How much data the business stores
If your business stores lots of sensitive employee and client records, you’d be considered higher risk. Energy companies, utility providers, hospitals and healthcare facilities are considered high risk due to the huge amounts of sensitive data they keep on clients and patients. Online retailers, too, are considered high risk, as they keep customers’ private details, credit card numbers, and other banking information on file. Companies like these would get a higher premium than a local company with a small customer base.
Security measures taken
Insurers will also take the security status of the company into consideration. For example, whether the business uses multi-factor authentication for transactions or not. Some insurers may require that companies use a Virtual Private Network (VPN). If a company has put a lot of effort into training staff and implementing cyber security measures, premiums could be lower.
History
Whether or not the business has already experienced data breaches and hacks, or filed prior cyber insurance claims, could also be a factor. Insurers might need to assess how and why the attacks happened.
Do Small Businesses Need Cyber Insurance?
While the largest businesses have the biggest targets on their backs, smaller and medium-sized businesses could be future ransomware targets too. Hackers are attracted to large payouts from big companies like Colonial Pipeline, JBS, or Acer, but they might find smaller businesses with lax security lucrative as well. As larger organizations amp up their security measures, attackers could move to a quantity over quality model, Zach Atya of Zeguro said.
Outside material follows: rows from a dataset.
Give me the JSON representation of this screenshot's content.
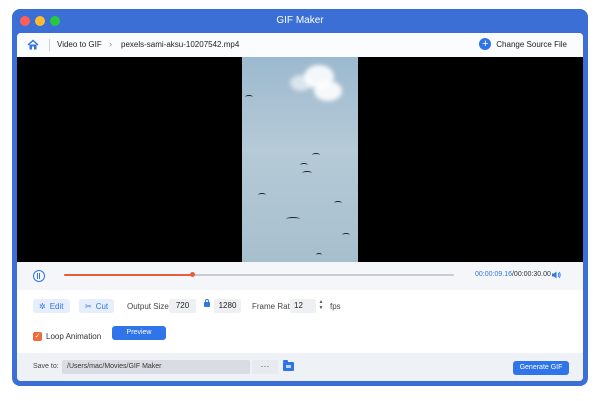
{
  "window": {
    "title": "GIF Maker",
    "traffic_lights": [
      "#ff5f57",
      "#febc2e",
      "#28c840"
    ]
  },
  "breadcrumb": {
    "home_icon": "home-icon",
    "section": "Video to GIF",
    "file": "pexels-sami-aksu-10207542.mp4",
    "change_source_label": "Change Source File",
    "change_source_icon": "plus-circle-icon"
  },
  "player": {
    "play_icon": "pause-icon",
    "progress": 0.33,
    "current_time": "00:00:09.16",
    "total_time": "/00:00:30.00",
    "volume_icon": "volume-icon"
  },
  "tools": {
    "edit_label": "Edit",
    "edit_icon": "wand-icon",
    "cut_label": "Cut",
    "cut_icon": "scissors-icon",
    "output_size_label": "Output Size:",
    "width": "720",
    "height": "1280",
    "lock_icon": "lock-icon",
    "frame_rate_label": "Frame Rate:",
    "frame_rate": "12",
    "fps_label": "fps",
    "loop_label": "Loop Animation",
    "loop_checked": true,
    "preview_label": "Preview"
  },
  "footer": {
    "save_to_label": "Save to:",
    "path": "/Users/mac/Movies/GIF Maker",
    "browse_label": "···",
    "folder_icon": "folder-icon",
    "generate_label": "Generate GIF"
  },
  "colors": {
    "accent": "#2f74e8",
    "progress": "#e85d3a",
    "frame": "#3b6fd6"
  }
}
Attacking smaller businesses could be easier than bagging one giant. “There just isn’t as much awareness around ransomware affecting small and mid-sized businesses, when compared to the headline-grabbing that takes place when it is a large corporation,” Atya said. “The fact of the matter is that a [small or medium-sized business] is more likely to be a victim of a ransomware attack than a large corporation.” According to a study from Infrascale, almost half (46 percent) of the small businesses surveyed were targeted by ransomware attackers. Of the companies that experienced those attacks, 73 percent paid a ransom. Almost half of the ransom payers paid between $10,000 to $50,000 ransoms, while a small percentage paid more than $100,000. Of those who paid, only 17 percent got their data back. For more information on how to protect small businesses from cyber attacks, check out our guide here.
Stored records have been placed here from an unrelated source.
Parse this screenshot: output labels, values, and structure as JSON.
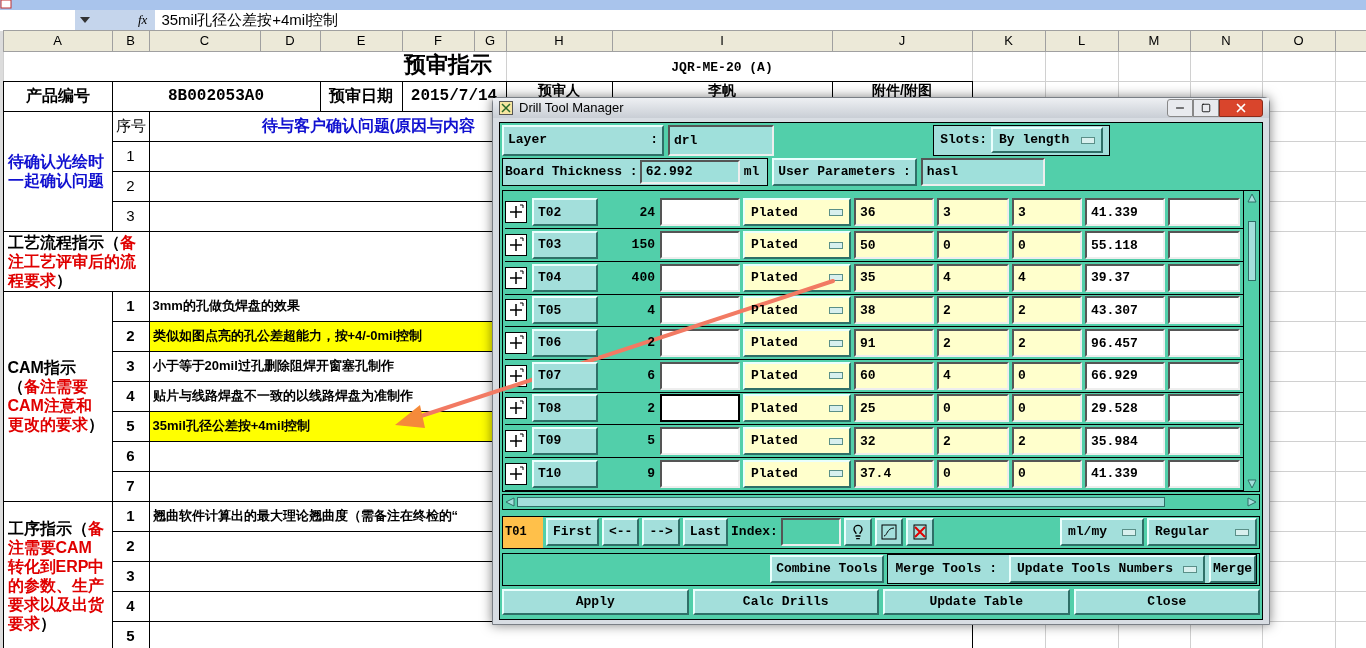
{
  "formula_bar": {
    "function_symbol": "fx",
    "formula": "35mil孔径公差按+4mil控制"
  },
  "column_headers": [
    "A",
    "B",
    "C",
    "D",
    "E",
    "F",
    "G",
    "H",
    "I",
    "J",
    "K",
    "L",
    "M",
    "N",
    "O"
  ],
  "sheet": {
    "title": "预审指示",
    "doc_code": "JQR-ME-20 (A)",
    "info": {
      "product_label": "产品编号",
      "product_no": "8B002053A0",
      "date_label": "预审日期",
      "date": "2015/7/14",
      "reviewer_label": "预审人",
      "reviewer": "李帆",
      "attachment_label": "附件/附图"
    },
    "sections": [
      {
        "kind": "confirm",
        "label": "待确认光绘时一起确认问题",
        "no_label": "序号",
        "header": "待与客户确认问题(原因与内容",
        "rows": [
          {
            "no": "1",
            "highlighted": false
          },
          {
            "no": "2",
            "highlighted": false
          },
          {
            "no": "3",
            "highlighted": false
          }
        ]
      },
      {
        "kind": "process",
        "label": "工艺流程指示（",
        "note": "备注工艺评审后的流程要求",
        "close": "）"
      },
      {
        "kind": "items",
        "label": "CAM指示（",
        "note": "备注需要CAM注意和更改的要求",
        "close": "）",
        "rows": [
          {
            "no": "1",
            "text": "3mm的孔做负焊盘的效果",
            "highlighted": false
          },
          {
            "no": "2",
            "text": "类似如图点亮的孔公差超能力，按+4/-0mil控制",
            "highlighted": true
          },
          {
            "no": "3",
            "text": "小于等于20mil过孔删除阻焊开窗塞孔制作",
            "highlighted": false
          },
          {
            "no": "4",
            "text": "贴片与线路焊盘不一致的以线路焊盘为准制作",
            "highlighted": false
          },
          {
            "no": "5",
            "text": "35mil孔径公差按+4mil控制",
            "highlighted": true
          },
          {
            "no": "6",
            "highlighted": false
          },
          {
            "no": "7",
            "highlighted": false
          }
        ]
      },
      {
        "kind": "items",
        "label": "工序指示（",
        "note": "备注需要CAM转化到ERP中的参数、生产要求以及出货要求",
        "close": "）",
        "rows": [
          {
            "no": "1",
            "text": "翘曲软件计算出的最大理论翘曲度（需备注在终检的“",
            "highlighted": false
          },
          {
            "no": "2",
            "highlighted": false
          },
          {
            "no": "3",
            "highlighted": false
          },
          {
            "no": "4",
            "highlighted": false
          },
          {
            "no": "5",
            "highlighted": false
          }
        ]
      }
    ]
  },
  "dialog": {
    "title": "Drill Tool Manager",
    "layer_label": "Layer",
    "layer_colon": ":",
    "layer": "drl",
    "slots_label": "Slots:",
    "slots": "By length",
    "thickness_label": "Board Thickness :",
    "thickness": "62.992",
    "thickness_unit": "ml",
    "user_params_label": "User Parameters :",
    "user_params": "hasl",
    "tools": [
      {
        "name": "T02",
        "count": "24",
        "plating": "Plated",
        "col_6": "36",
        "col_7": "3",
        "col_8": "3",
        "col_9": "41.339",
        "focused": false
      },
      {
        "name": "T03",
        "count": "150",
        "plating": "Plated",
        "col_6": "50",
        "col_7": "0",
        "col_8": "0",
        "col_9": "55.118",
        "focused": false
      },
      {
        "name": "T04",
        "count": "400",
        "plating": "Plated",
        "col_6": "35",
        "col_7": "4",
        "col_8": "4",
        "col_9": "39.37",
        "focused": false
      },
      {
        "name": "T05",
        "count": "4",
        "plating": "Plated",
        "col_6": "38",
        "col_7": "2",
        "col_8": "2",
        "col_9": "43.307",
        "focused": false
      },
      {
        "name": "T06",
        "count": "2",
        "plating": "Plated",
        "col_6": "91",
        "col_7": "2",
        "col_8": "2",
        "col_9": "96.457",
        "focused": false
      },
      {
        "name": "T07",
        "count": "6",
        "plating": "Plated",
        "col_6": "60",
        "col_7": "4",
        "col_8": "0",
        "col_9": "66.929",
        "focused": false
      },
      {
        "name": "T08",
        "count": "2",
        "plating": "Plated",
        "col_6": "25",
        "col_7": "0",
        "col_8": "0",
        "col_9": "29.528",
        "focused": true
      },
      {
        "name": "T09",
        "count": "5",
        "plating": "Plated",
        "col_6": "32",
        "col_7": "2",
        "col_8": "2",
        "col_9": "35.984",
        "focused": false
      },
      {
        "name": "T10",
        "count": "9",
        "plating": "Plated",
        "col_6": "37.4",
        "col_7": "0",
        "col_8": "0",
        "col_9": "41.339",
        "focused": false
      }
    ],
    "current_tool": "T01",
    "nav_buttons": [
      "First",
      "<--",
      "-->",
      "Last"
    ],
    "index_label": "Index:",
    "units": "ml/my",
    "mode": "Regular",
    "combine": "Combine Tools",
    "merge_label": "Merge Tools :",
    "merge_option": "Update Tools Numbers",
    "merge": "Merge",
    "actions": [
      "Apply",
      "Calc Drills",
      "Update Table",
      "Close"
    ]
  }
}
Formation of a Mega Company
Perhaps some of the biggest players in the insurance industry are collaborating to tackle the growing problem of cyber attacks. Top cyber insurers AIG, AXIS, Beazley, Chubb, The Hartford, Liberty Mutual Insurance, and Travelers formed a new company called CyberAcuView. They released a statement that said the company “will compile and analyze cyber-related data to enhance value and service to policyholders and help ensure a competitive market for cyber insurance.” “The cyber landscape continues to evolve with coordinated attacks becoming more frequent and disruptive,” CEO Mark Camillo said. “Combining resources from across the insurance industry will allow us to better understand cyber trends, anticipate and potentially mitigate future attacks, and help improve overall cyber resilience.”
Ransomware Not Going Anywhere
As hackers have become more sophisticated and set their sights on more targets, they’ve also changed their motives. AMBest said claims regarding data theft and identity fraud are now far outweighed by ransomware claims. First-party ransomware claims were up 35% in 2020, and now account for 75% of all cyber claims. “The recent Colonial Pipeline hack—for a multi-million-dollar ransom—is an example of first-party claims that have become so prevalent,” AM Best analyst Christopher Graham said in a statement.